LINKER was developed as an online server to assist biomedical researchers to design linker sequences for constructing functional fusion proteins. The program automatically generates a set of peptide sequences that are known to adopt extended conformations as determined by X-ray crystallography and NMR. In addition to the desired linker sequence length, the web interface provides a number of optional input parameters so that the users may enhance sequence selection based on the requirements of specific applications. The output of LINKER includes a list of peptide sequences with specified length and sequence characteristics. A graphical subroutine was implemented to highlight the chemical features of every linker sequence by hydrophobicity plots. LINKER can be accessed at http://astro.temple.edu/~feng/Servers/BioinformaticServers.htm.

INTRODUCTION

The gene fusion technique has become an increasingly useful tool in biomedical research. Fusion proteins have been constructed to increase cellular stability and biological activity of functional proteins (1). In structural biology, the construction of recombinant fusion protein has often been used as a means to increase the expression of soluble proteins and to facilitate protein purification (2). In biotechnology, fusion proteins have been constructed to engineer bifunctional enzymes, and to select and produce antibodies (35). Rationally designed P450 enzymes were produced by gene fusion of the different domains of the cytochrome P450 BM3 from Bacillus megaterium (BMP) with flavodoxin and the domains of human P450 2E1 (6). These engineered fusion proteins showed improved solubility and electrochemical properties with catalytic activities of the P450 enzymes. Specialized functional fusion proteins have been constructed to target specific genes (7,8). It is expected that the gene fusion technology will continue to have significant impact on a variety of fields of biomedical research.

The construction of a fusion protein involves the linking of two macromolecules by a linker sequence. The selection of the linker sequence is of particular importance. Linker sequence composition could affect the folding stability of a fusion protein. It is often unfavorable to have a linker sequence with high propensity to adopt α-helix or β-strand structures, which could limit the flexibility of the protein and consequently its functional activity. Indeed, a more desirable linker is a sequence with preference to adopt extended conformation. In practice, most currently designed linker sequences have a high content of glycine residues that force the linker to adopt loop conformation. However, such monotonous linkers limit the functional activity of the fusion proteins. With the rapid advancing of biotechnology, it is envisioned that more sophisticated fusion proteins with diversified linker sequences will be created.

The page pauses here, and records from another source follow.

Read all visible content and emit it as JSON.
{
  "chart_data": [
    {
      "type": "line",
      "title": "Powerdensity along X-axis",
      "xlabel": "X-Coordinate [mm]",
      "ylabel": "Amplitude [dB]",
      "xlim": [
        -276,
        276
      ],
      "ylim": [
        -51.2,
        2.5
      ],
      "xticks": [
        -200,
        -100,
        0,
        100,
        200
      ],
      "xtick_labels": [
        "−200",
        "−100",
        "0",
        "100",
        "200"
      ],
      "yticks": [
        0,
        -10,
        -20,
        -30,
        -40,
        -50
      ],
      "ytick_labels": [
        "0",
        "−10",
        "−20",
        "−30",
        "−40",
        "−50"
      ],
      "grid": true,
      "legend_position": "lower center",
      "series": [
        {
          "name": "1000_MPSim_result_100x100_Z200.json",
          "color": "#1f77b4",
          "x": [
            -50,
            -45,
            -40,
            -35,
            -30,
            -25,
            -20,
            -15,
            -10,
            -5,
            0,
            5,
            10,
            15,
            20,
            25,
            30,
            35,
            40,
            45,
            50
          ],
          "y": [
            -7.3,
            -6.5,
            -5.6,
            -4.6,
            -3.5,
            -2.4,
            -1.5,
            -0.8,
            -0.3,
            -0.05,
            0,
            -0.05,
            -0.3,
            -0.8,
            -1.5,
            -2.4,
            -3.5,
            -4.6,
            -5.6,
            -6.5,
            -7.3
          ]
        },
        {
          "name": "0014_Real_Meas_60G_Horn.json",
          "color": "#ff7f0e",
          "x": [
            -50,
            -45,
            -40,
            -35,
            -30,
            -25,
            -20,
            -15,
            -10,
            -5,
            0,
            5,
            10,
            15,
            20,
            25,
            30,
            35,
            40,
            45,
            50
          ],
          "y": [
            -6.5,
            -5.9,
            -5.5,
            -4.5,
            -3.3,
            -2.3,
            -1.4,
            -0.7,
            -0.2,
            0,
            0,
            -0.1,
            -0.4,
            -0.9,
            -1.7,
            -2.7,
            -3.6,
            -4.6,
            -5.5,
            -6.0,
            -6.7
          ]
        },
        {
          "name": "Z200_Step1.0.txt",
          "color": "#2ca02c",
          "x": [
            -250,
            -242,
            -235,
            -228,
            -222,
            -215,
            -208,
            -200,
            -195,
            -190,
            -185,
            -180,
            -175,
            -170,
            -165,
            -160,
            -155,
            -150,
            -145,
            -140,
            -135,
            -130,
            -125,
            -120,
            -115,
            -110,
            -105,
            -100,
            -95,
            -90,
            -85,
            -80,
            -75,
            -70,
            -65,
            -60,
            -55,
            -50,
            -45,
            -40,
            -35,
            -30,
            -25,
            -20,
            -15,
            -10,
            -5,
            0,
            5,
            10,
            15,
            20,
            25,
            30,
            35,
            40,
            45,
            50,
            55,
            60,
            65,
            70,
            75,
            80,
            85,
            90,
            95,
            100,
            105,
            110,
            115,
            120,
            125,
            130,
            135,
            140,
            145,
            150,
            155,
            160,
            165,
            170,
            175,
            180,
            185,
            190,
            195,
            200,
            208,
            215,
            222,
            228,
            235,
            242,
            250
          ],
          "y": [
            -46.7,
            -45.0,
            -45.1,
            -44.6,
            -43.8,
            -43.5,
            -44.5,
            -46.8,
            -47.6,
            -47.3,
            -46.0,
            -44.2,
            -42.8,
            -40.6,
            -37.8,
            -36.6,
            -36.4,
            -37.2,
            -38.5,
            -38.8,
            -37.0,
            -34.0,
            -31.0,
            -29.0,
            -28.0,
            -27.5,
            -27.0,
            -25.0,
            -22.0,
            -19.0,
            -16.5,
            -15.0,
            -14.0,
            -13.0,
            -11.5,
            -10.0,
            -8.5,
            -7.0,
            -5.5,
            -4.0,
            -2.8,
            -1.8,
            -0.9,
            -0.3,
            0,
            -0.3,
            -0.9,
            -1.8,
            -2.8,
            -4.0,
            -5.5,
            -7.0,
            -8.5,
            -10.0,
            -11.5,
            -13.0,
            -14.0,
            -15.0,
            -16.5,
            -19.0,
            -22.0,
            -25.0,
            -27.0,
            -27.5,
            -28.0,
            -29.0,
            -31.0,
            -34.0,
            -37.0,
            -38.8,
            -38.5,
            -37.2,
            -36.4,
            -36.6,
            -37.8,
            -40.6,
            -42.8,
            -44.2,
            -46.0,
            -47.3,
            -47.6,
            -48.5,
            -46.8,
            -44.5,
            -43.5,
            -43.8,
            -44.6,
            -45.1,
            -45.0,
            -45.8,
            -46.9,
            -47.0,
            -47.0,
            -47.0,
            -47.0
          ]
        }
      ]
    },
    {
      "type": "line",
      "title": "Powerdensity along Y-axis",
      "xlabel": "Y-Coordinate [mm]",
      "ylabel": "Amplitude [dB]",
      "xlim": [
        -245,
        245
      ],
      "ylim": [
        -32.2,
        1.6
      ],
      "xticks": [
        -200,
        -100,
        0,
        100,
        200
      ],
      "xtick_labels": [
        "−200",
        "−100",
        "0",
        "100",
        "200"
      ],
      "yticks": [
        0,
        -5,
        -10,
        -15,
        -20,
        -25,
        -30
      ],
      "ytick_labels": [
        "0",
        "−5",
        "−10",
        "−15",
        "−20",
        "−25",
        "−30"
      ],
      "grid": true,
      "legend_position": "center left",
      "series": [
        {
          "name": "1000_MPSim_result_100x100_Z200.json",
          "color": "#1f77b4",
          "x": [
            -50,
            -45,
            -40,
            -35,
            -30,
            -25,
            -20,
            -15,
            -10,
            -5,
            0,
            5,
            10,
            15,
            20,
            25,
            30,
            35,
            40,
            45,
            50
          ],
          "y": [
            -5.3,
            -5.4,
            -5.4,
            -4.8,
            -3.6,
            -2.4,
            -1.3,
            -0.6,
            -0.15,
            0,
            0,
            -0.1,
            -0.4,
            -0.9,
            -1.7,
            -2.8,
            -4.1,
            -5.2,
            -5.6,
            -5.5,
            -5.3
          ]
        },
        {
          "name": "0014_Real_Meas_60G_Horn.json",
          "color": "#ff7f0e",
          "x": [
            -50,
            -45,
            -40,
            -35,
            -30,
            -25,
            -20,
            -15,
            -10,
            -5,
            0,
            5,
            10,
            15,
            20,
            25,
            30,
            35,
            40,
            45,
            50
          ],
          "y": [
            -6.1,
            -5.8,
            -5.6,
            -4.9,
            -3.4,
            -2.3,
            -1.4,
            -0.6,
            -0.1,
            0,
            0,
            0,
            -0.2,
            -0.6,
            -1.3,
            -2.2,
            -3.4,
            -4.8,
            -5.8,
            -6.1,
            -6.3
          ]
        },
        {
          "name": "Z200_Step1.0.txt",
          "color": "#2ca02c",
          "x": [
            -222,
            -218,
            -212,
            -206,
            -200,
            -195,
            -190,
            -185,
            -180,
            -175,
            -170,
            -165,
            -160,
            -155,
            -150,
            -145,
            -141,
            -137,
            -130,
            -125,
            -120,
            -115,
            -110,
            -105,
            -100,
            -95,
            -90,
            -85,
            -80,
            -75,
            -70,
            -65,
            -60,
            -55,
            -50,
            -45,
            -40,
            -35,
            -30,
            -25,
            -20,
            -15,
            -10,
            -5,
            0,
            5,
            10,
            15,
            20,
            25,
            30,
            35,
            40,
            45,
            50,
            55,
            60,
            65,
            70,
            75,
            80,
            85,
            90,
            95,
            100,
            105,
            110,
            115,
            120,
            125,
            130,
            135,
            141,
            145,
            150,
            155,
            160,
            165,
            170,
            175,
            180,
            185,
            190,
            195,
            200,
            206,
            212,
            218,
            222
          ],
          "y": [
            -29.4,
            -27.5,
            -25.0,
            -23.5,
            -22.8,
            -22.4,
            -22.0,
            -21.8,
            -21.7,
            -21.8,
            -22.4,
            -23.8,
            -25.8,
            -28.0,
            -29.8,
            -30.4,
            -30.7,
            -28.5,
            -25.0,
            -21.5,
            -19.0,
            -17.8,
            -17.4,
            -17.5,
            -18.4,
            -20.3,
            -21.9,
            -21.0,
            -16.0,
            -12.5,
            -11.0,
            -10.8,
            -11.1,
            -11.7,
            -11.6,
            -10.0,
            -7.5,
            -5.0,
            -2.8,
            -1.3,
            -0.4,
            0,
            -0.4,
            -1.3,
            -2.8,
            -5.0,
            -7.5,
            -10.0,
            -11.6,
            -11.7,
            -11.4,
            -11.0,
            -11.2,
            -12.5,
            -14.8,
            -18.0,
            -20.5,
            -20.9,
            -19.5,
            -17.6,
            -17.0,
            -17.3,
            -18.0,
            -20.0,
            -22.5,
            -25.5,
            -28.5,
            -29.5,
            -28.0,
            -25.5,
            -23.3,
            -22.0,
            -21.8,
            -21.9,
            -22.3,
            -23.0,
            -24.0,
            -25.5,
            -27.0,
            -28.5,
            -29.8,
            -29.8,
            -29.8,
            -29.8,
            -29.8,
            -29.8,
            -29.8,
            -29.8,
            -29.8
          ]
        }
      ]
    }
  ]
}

Polypeptide sequences specify their adopted secondary structures in proteins. Sequence analyses of proteins have revealed unique sequence patterns favorable to adopt α-helix and loop conformations (9,10). The loop sequences are actually quite diversified in proteins (9). It was found that a variety of loop sequences exist to accommodate different chemical environments of protein structures. For example, the surface loops in proteins are more hydrophilic while the interior loops of the proteins are relatively neutral. Loops of different sizes also exhibit different sequence patterns. Taking advantage of the knowledge learned from analysis of protein structures, we developed a program called LINKER that automatically generates a set of peptide sequences that are known to adopt extended conformations as determined by X-ray crystallography and NMR. A loop library was derived from the Protein Data Bank (PDB) that contained both globular and membrane proteins. Loop sequences of various lengths were extracted as previously described (11). Loop lengths of less than four residues, as well as the redundant loop sequences, were also removed from the library. LINKER is a web-based server that allows the user to select sequences of their choice.

LINKER SERVER

The goal to the design of LINKER was to provide a simple user interface for easy interaction. The workflow of the program can be described as a series of sequence filters (Figure 1) (11). The first filter, an input of the desired linker sequence length, directs the program to search the loop library and fetch linker sequences that match the input requirement. The second filter removes linker sequences that may contain sequence patterns sensitive to specified proteases. In constructing the fusion gene, it is often necessary to process the ends of the fusing genes and the linker gene sequence with restriction enzymes before ligating them together genetically. Linker sequences containing nucleotide sites sensitive to the same restriction enzyme as that of ends processing enzymes would be unfavorable choices. The third filter of LINKER allows the user to incorporate this consideration in their experimental design. LINKER also gives users the ability to select the chemical feature of the linker sequences by specifying desired amino acid compositions. The required restriction enzyme ends processing also limits the selection of amino acids for both ends of linker sequences, since restriction sites only encode corresponding amino acids. Users may specify this limitation in the input page of LINKER.

Figure 1.

Figure 1

A flowchart of LINKER illustrating the sequence filtering process of the program.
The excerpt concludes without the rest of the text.